Shallows
- First edition
- Author: Tim Winton
- Language: English
- Publisher: Allen & Unwin, Australia
- Publication date: 1984
- Publication place: Australia
- Media type: Paperback
- Pages: 235
- ISBN: 0-86861-793-8
- OCLC: 29006597
- Preceded by: An Open Swimmer
- Followed by: That Eye, The Sky

= Shallows =

1984 novel by Tim Winton

Shallows (1984) is a novel by Australian author Tim Winton. It won the 1984 Miles Franklin Award, and was the 1985 joint winner of Western Australian Premier's Book Award - Fiction.

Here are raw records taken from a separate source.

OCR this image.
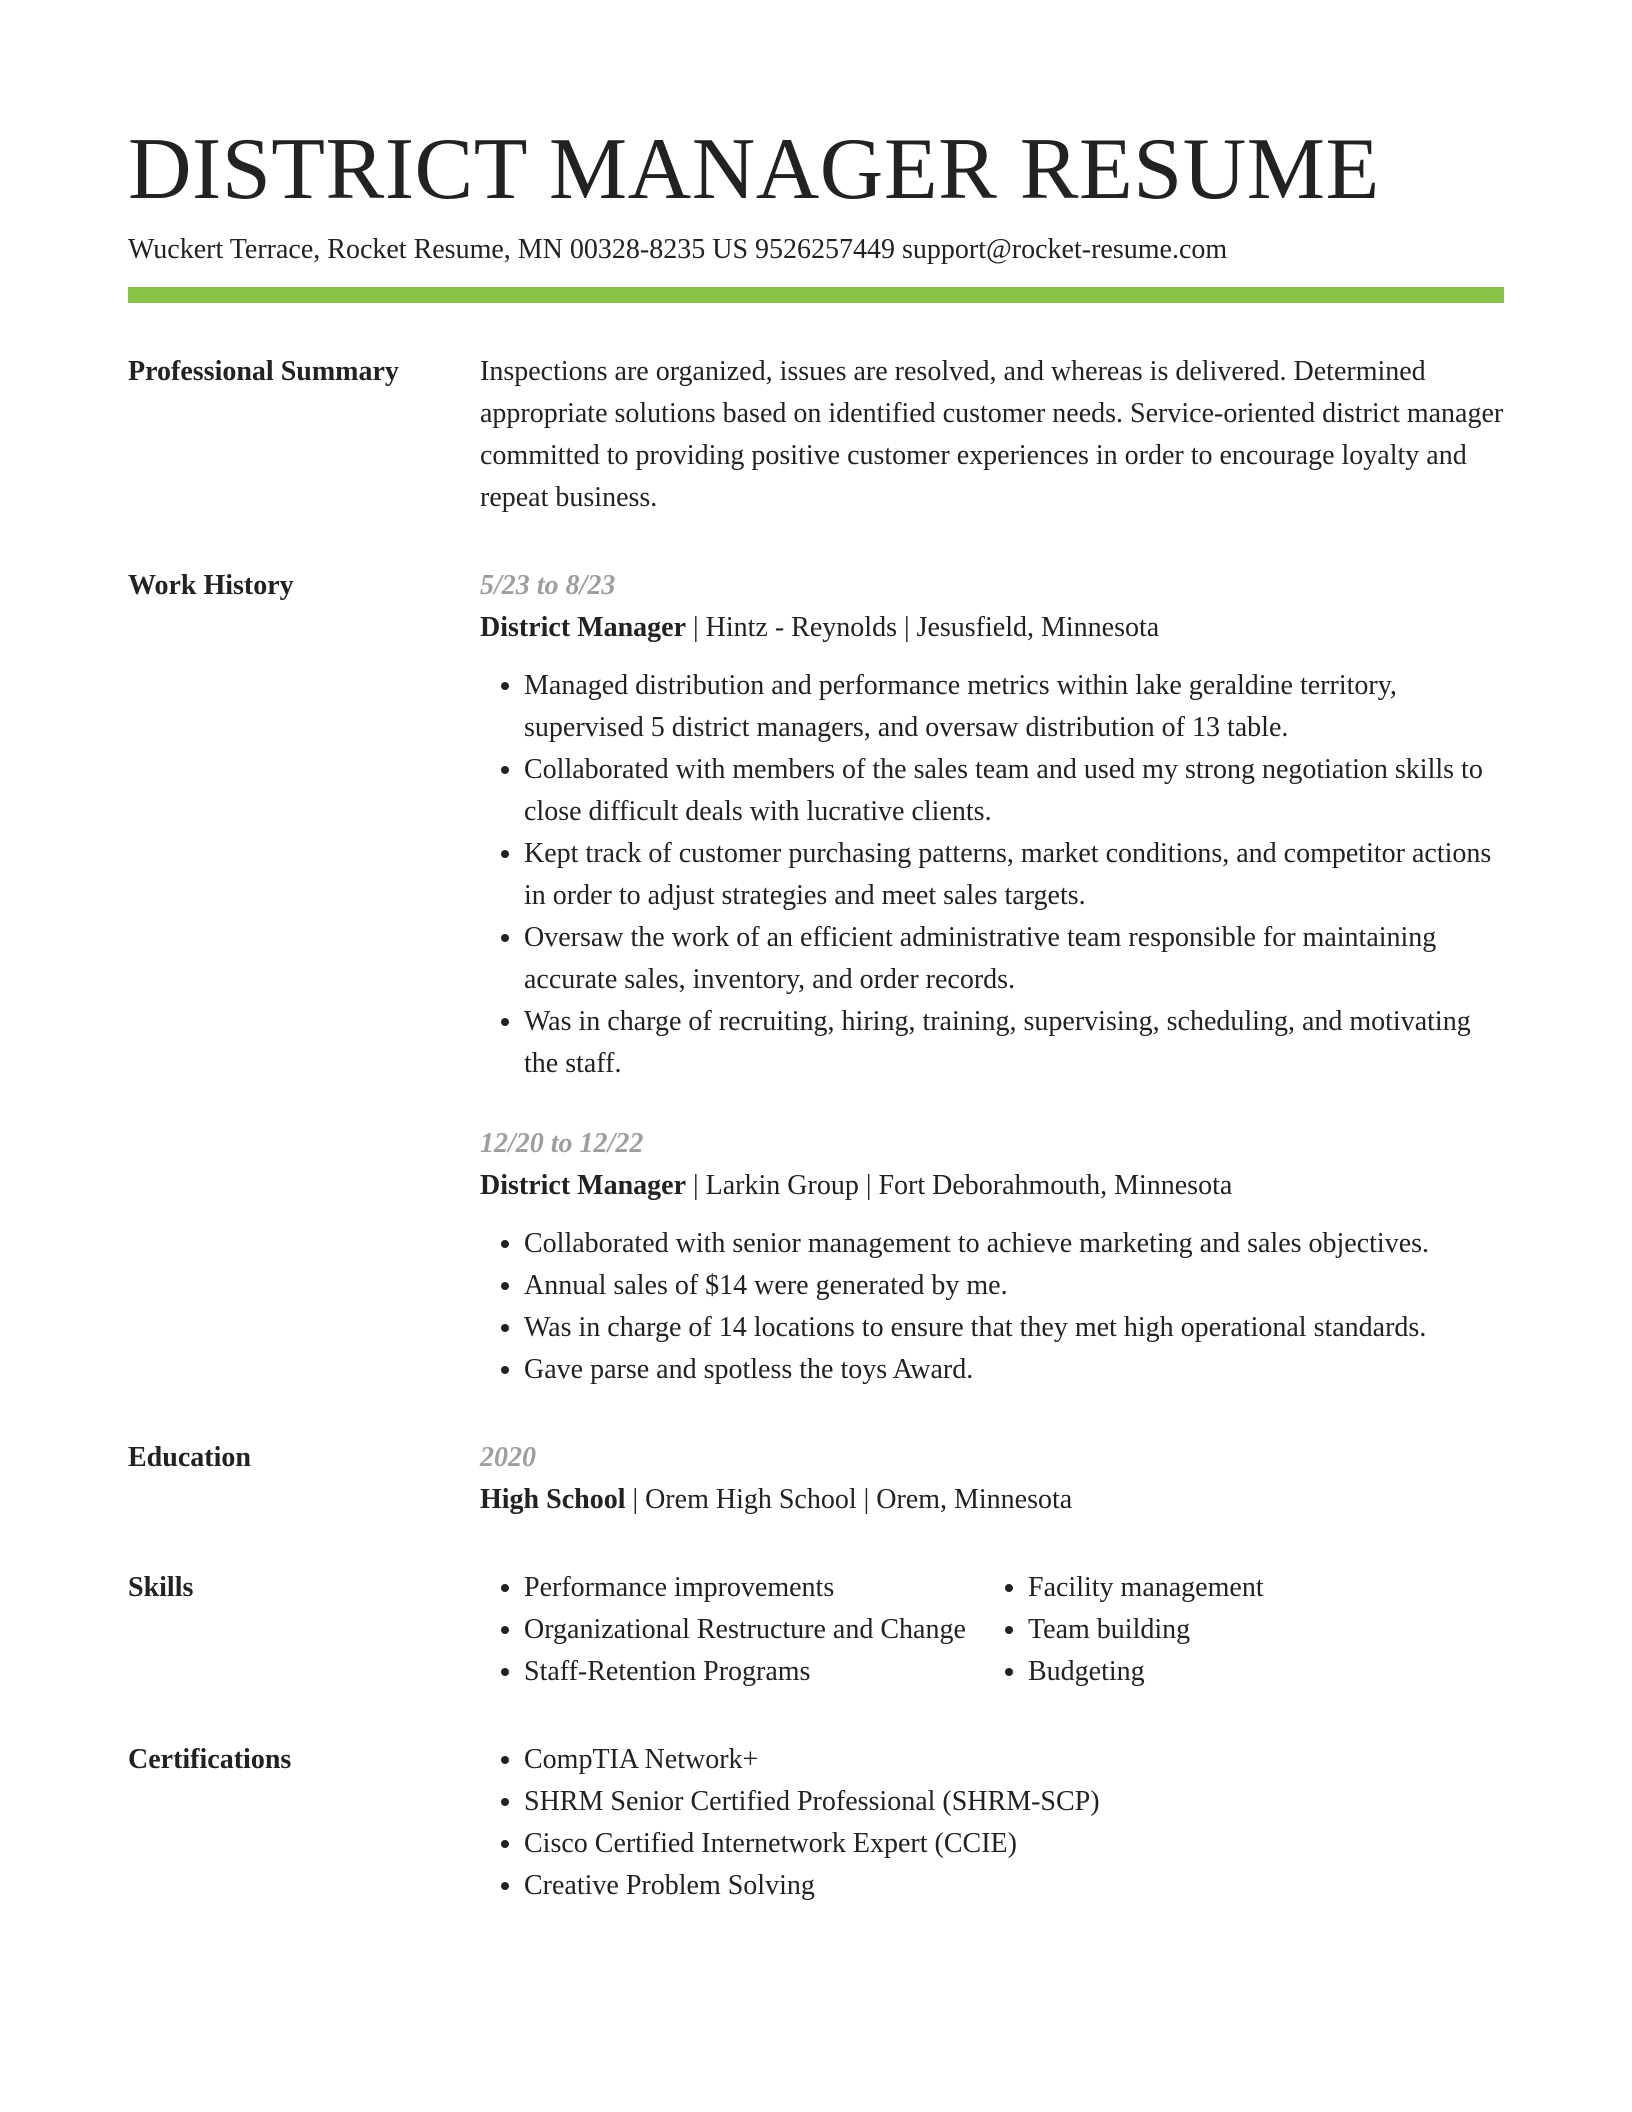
DISTRICT MANAGER RESUME
Wuckert Terrace, Rocket Resume, MN 00328-8235 US 9526257449 support@rocket-resume.com
Professional Summary	Inspections are organized, issues are resolved, and whereas is delivered. Determined appropriate solutions based on identified customer needs. Service-oriented district manager committed to providing positive customer experiences in order to encourage loyalty and repeat business.

Work History	5/23 to 8/23
District Manager | Hintz - Reynolds | Jesusfield, Minnesota
• Managed distribution and performance metrics within lake geraldine territory, supervised 5 district managers, and oversaw distribution of 13 table.
• Collaborated with members of the sales team and used my strong negotiation skills to close difficult deals with lucrative clients.
• Kept track of customer purchasing patterns, market conditions, and competitor actions in order to adjust strategies and meet sales targets.
• Oversaw the work of an efficient administrative team responsible for maintaining accurate sales, inventory, and order records.
• Was in charge of recruiting, hiring, training, supervising, scheduling, and motivating the staff.
12/20 to 12/22
District Manager | Larkin Group | Fort Deborahmouth, Minnesota
• Collaborated with senior management to achieve marketing and sales objectives.
• Annual sales of $14 were generated by me.
• Was in charge of 14 locations to ensure that they met high operational standards.
• Gave parse and spotless the toys Award.
Education	2020
High School | Orem High School | Orem, Minnesota
Skills	• Performance improvements
• Organizational Restructure and Change
• Staff-Retention Programs
• Facility management
• Team building
• Budgeting
Certifications	• CompTIA Network+
• SHRM Senior Certified Professional (SHRM-SCP)
• Cisco Certified Internetwork Expert (CCIE)
• Creative Problem Solving
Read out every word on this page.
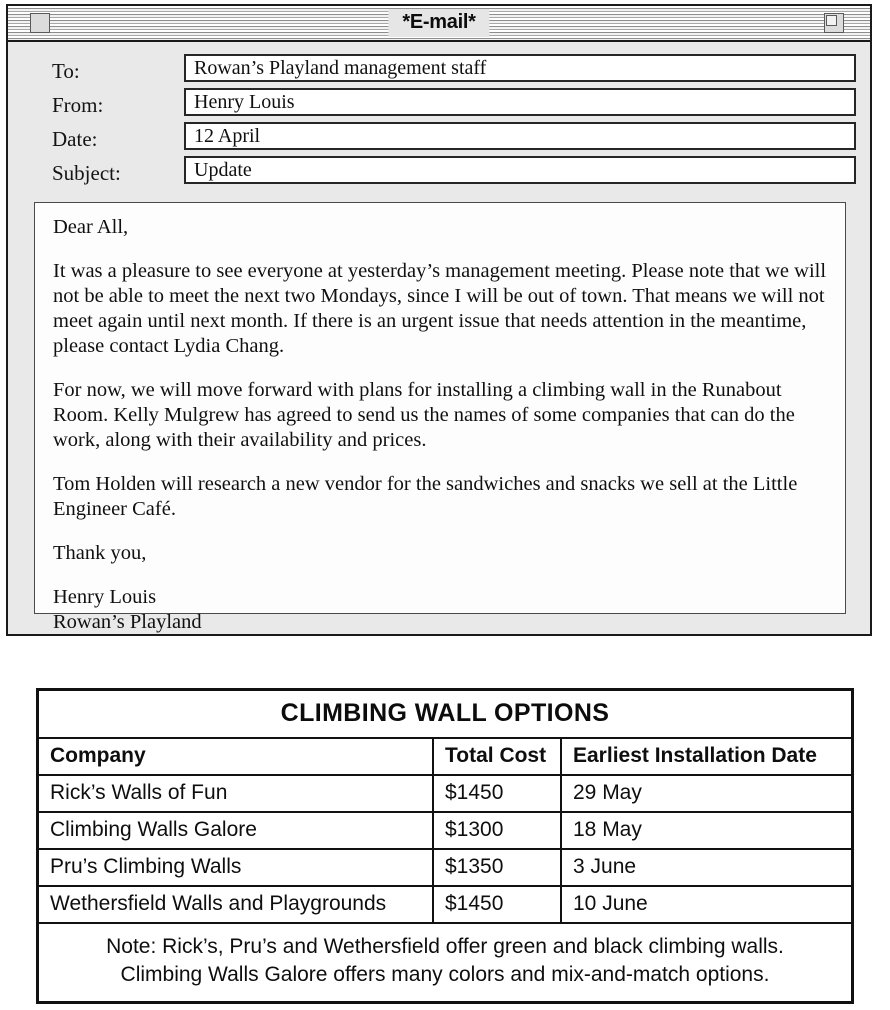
*E-mail*
To:	Rowan’s Playland management staff
From:	Henry Louis
Date:	12 April
Subject:	Update

Dear All,

It was a pleasure to see everyone at yesterday’s management meeting. Please note that we will not be able to meet the next two Mondays, since I will be out of town. That means we will not meet again until next month. If there is an urgent issue that needs attention in the meantime, please contact Lydia Chang.

For now, we will move forward with plans for installing a climbing wall in the Runabout Room. Kelly Mulgrew has agreed to send us the names of some companies that can do the work, along with their availability and prices.

Tom Holden will research a new vendor for the sandwiches and snacks we sell at the Little Engineer Café.

Thank you,

Henry Louis

Rowan’s Playland

CLIMBING WALL OPTIONS
Company	Total Cost	Earliest Installation Date
Rick’s Walls of Fun	$1450	29 May
Climbing Walls Galore	$1300	18 May
Pru’s Climbing Walls	$1350	3 June
Wethersfield Walls and Playgrounds	$1450	10 June
Note: Rick’s, Pru’s and Wethersfield offer green and black climbing walls.
Climbing Walls Galore offers many colors and mix-and-match options.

Carolyn See called it "a dark masterpiece that ranks with Moby-Dick".

==Story outline==

The novel is set in 1978 in the fictional town of Angelus, Western Australia. The town is the last remaining remnant of Australia's whaling industry and the novel details the conflicts that arise as a group of outsiders, intent on closing down the whaling industry, come to town.

==Critical reception==

Marian Eldridge in The Canberra Times was impressed with the work: "It is a book resonant with meanings. On the surface it looks at a contemporary situation, a year-old relationship under strain as one partner becomes an active conservationist and the other an uncommitted, embarrassed observer. Whatever one decides the novel is saying, Shallows is a satisfying book."

== Awards ==
- 1984 Miles Franklin Award.
- 1985 Joint Winner Western Australian Premier's Book Award - Fiction.